Should front and tail lights come on when the wipers are activated? In many American states you are required to illuminate your running lights when using the wipers. So it makes sense to do this automatically. And should there be a mechanism to automatically dip the headlights when approaching an oncoming car? This used to be a feature on premium cars. Where I live in Nova Scotia many drivers are unable or unwilling to dip their lights when approaching an oncoming car. This makes it very hard to see, particularly on a wet road, and is exceptionally dangerous when the roads have no shoulder or an unpaved shoulder. – Mike
I agree that it would be a great and safe practice to have the running lights come on with the wipers. It can be done automatically, but would be a bit tricky to co-ordinate so they didn’t flash on and off every time you used the washers.
Seriously, the problem is one of legislation/jurisdictions. As you point out, the laws are different from state to state and from province to province.
The Americans still have not mandated daytime running lights, which personally I believe is wrong because of the proven safety benefits. However, there are still some uninformed people out there who feel it is their right to decide when to put on their lights. If they don’t want daytime running lights, imagine getting them to have their lights on when they used the wipers?
As for your second question, automatic dimming lights are also doable from a technical point of view. But here it is more a matter of cost and complexity.
It is fairly simple to make lights come on automatically when it gets dark, and quite another to devise a system that dims them automatically in the face of oncoming light. It can be done, and is much more effective now than in an early version from 50 years ago. But it does require sending and receiving units and a method to keep both clear during inclement weather.
The technology is improving each year and may also require changes in legislation in order to become more common. In the meantime, I suggest you use the time-honored method of flashing your headlights at oncoming drivers who forget to dim theirs and try to avoid looking directly into the lights as they approach.
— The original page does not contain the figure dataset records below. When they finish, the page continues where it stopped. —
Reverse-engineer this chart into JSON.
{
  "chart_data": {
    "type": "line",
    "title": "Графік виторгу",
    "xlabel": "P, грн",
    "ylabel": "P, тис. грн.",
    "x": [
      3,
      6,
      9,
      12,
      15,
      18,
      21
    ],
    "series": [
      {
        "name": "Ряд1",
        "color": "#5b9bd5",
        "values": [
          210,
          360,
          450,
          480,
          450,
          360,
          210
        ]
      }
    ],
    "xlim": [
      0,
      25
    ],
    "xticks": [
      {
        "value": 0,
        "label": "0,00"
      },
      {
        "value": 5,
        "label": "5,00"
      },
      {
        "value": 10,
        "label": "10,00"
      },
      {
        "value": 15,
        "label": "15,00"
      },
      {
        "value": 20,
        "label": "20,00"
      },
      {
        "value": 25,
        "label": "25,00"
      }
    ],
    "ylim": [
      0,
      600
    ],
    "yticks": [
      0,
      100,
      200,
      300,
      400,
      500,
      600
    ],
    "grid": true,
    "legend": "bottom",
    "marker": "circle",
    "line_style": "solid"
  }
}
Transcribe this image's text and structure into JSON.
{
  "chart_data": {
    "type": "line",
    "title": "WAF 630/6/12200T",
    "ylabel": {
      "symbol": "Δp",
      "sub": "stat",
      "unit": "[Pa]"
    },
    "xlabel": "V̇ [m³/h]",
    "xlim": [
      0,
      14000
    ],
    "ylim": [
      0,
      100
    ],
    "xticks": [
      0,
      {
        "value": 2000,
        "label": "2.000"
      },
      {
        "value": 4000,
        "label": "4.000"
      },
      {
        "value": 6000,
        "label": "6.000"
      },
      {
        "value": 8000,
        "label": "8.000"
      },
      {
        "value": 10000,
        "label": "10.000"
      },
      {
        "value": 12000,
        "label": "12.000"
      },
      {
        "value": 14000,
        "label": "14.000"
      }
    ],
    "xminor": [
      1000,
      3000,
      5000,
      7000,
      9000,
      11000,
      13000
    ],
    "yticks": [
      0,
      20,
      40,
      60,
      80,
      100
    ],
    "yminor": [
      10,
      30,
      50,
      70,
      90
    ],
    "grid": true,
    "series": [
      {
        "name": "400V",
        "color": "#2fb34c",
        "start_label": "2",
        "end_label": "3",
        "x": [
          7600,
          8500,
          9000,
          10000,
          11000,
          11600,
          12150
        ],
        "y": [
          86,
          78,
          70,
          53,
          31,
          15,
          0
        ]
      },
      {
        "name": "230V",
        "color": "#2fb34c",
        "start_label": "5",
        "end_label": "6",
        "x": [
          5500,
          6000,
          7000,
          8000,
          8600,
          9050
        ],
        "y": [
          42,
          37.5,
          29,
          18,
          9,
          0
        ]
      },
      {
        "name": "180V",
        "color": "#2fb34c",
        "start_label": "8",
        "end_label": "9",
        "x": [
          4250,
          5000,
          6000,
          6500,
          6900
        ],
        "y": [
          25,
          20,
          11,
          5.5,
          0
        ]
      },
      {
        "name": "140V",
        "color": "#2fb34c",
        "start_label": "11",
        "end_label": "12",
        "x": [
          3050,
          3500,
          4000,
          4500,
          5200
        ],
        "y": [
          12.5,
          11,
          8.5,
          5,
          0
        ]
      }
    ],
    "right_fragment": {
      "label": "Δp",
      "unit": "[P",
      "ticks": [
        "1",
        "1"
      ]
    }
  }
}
I drive a Honda Si and love the car. The original equipment tires wore out and I have replaced them with a set of Bridgestone Potenza RE070 high-performance summer tires. They are great, but the ride is much worse than before. My dealer here in New Brunswick inflated them to 36 psi all around, saying that is what Bridgestone recommends. The owner’s manual says 32/30. Which is correct? – Bert
Honda is correct. The dealer is wrong and I doubt that was Bridgestone’s recommendation either.
That same tire will fit a variety of vehicles, each one requiring different tire pressures. The vehicle manufacturer spends a great deal of time during the development phase determining the best tire size, pressure, etc. It knows best.
Your performance tire will not only supply better grip and total vehicle balance on the Honda at recommended pressures, the ride will improve as well. Probably not to the level of the original equipment all-weather tires.